32-34 Rue des Rosiers
+33 01 48 87 63 60
This lively Israeli street food restaurant feels a bit like a party especially in summer when people waiting for to-go orders, or a table, spill out onto the street. It’s very casual. You order at the counter, but the food—a whole head of roasted cauliflower, sweet potatoes blistered in the oven and a delicious boeuf bourguignon pita with carrots and mustard is some of my favorite in Paris.
22 Rue des Ecouffes
+33 01 42 74 83 58
American Vintage is my favorite place in Paris for basics like soft t-shirts, tank tops and high waisted shorts. Don’t let the name fool you. American Vintage is a French company and the clothes are made in Portugal. There are locations throughout Paris, including two in the Marais, one of Rue des Francs Bourgeois and one of Rue Vieille du Temple. The Rue Vieille du Temple is the slightly larger of the two.
113 Rue Vieille du Temple
+33 01 42 74 80 87
If you want the cool girl French look just go here. It’s a bit pricey but if you can catch it during the Soldes, the sales that happen in France in winter and early summer, it’s a bargain.
47 Rue de Saintonge
+33 01 42 78 19 24
Salted caramel, yuzu, and pistachio strawberry are just a few of the éclair flavors you’ll find at this creative patisserie in the Marais. There are L’Éclair de Genie’s throughout Paris, but this is the original.
14 Rue Pavée
+33 01 42 77 85 11
This luxury boutique hotel has a prime position just beyond the covered arcades of Place des Vosges. The discreet location makes it feel like a secret. It has a small sign and a glass door that then leads you to a tranquil private courtyard and the entrance to the hotel. Guestrooms are all unique and some offer wood beam ceilings. Le Pavilion de la Reine has a small spa and is known for having one of the most knowledgeable concierge’s in the city.

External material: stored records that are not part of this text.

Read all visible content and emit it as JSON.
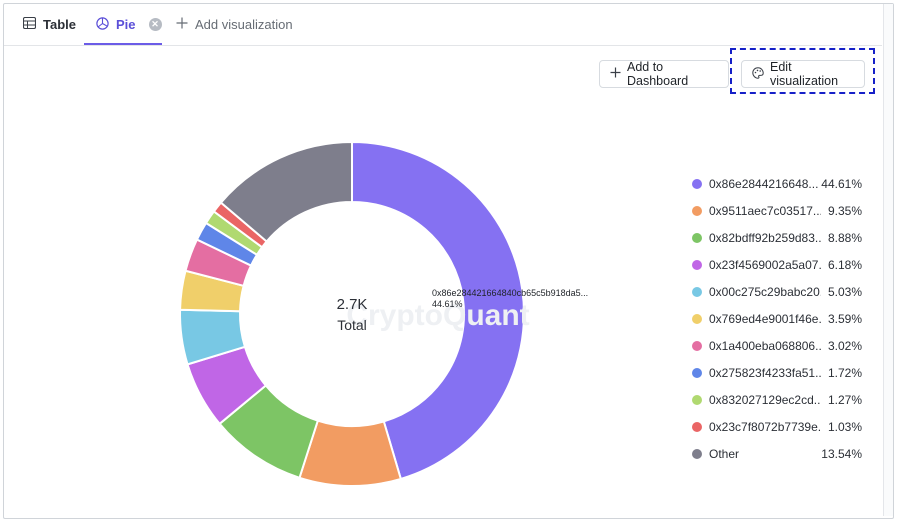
{
  "tabs": {
    "table_label": "Table",
    "pie_label": "Pie",
    "add_label": "Add visualization"
  },
  "toolbar": {
    "add_to_dashboard_label": "Add to Dashboard",
    "edit_visualization_label": "Edit visualization"
  },
  "watermark": "CryptoQuant",
  "colors": {
    "accent": "#6b5ce7",
    "focus_outline": "#1620c8"
  },
  "chart_data": {
    "type": "pie",
    "donut": true,
    "center_value": "2.7K",
    "center_label": "Total",
    "tooltip_label": "0x86e284421664840cb65c5b918da5...",
    "tooltip_value": "44.61%",
    "legend_position": "right",
    "slices": [
      {
        "label": "0x86e2844216648...",
        "percent": 44.61,
        "percent_label": "44.61%",
        "color": "#8571f2"
      },
      {
        "label": "0x9511aec7c03517...",
        "percent": 9.35,
        "percent_label": "9.35%",
        "color": "#f29c62"
      },
      {
        "label": "0x82bdff92b259d83...",
        "percent": 8.88,
        "percent_label": "8.88%",
        "color": "#7dc565"
      },
      {
        "label": "0x23f4569002a5a07...",
        "percent": 6.18,
        "percent_label": "6.18%",
        "color": "#c066e6"
      },
      {
        "label": "0x00c275c29babc20...",
        "percent": 5.03,
        "percent_label": "5.03%",
        "color": "#78c8e4"
      },
      {
        "label": "0x769ed4e9001f46e...",
        "percent": 3.59,
        "percent_label": "3.59%",
        "color": "#f0cf6a"
      },
      {
        "label": "0x1a400eba068806...",
        "percent": 3.02,
        "percent_label": "3.02%",
        "color": "#e46ea2"
      },
      {
        "label": "0x275823f4233fa51...",
        "percent": 1.72,
        "percent_label": "1.72%",
        "color": "#5f86e8"
      },
      {
        "label": "0x832027129ec2cd...",
        "percent": 1.27,
        "percent_label": "1.27%",
        "color": "#b0d970"
      },
      {
        "label": "0x23c7f8072b7739e...",
        "percent": 1.03,
        "percent_label": "1.03%",
        "color": "#ea6565"
      },
      {
        "label": "Other",
        "percent": 13.54,
        "percent_label": "13.54%",
        "color": "#7e7e8c"
      }
    ]
  }
}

From $380 a night.
28 Place des Vosges
+33 01 40 29 19 19
Also in the Upper Marais, Hotel Jules and Jim offers a much more contemporary ambience. That’s because, while the frame of the 18thcentury building remains, everything else is new construction. Guestrooms feature wooden bedframes, tile showers and crisp white sheets. There’s a nice surprise within the hotel, a courtyard with a vertical garden and an adjacent bar serving specialty cocktails and Veuve Clicquot Champagne. From $179 a night.
11 Rue des Gravilliers
+33 01 44 54 13 13
This lovely locally owned hotel is just a stone’s throw from Place des Vosges. Rooms are small, but tidy with modern furnishings. They also serve a nice breakfast. From $130 a night.
12 Rue de Birague
+33 01 42 72 02 64
Au Petit Fer à Cheval
The pretty bistro tables outside this picturesque wine bar on rue Vieille de Temple are nearly always occupied. Inside you’ll find a pretty horse-shoe shaped bar and a small dining room in back. Go for a coffee or for a glass of wine like a mineral Sancerre. The owners also own the wine shop across the street.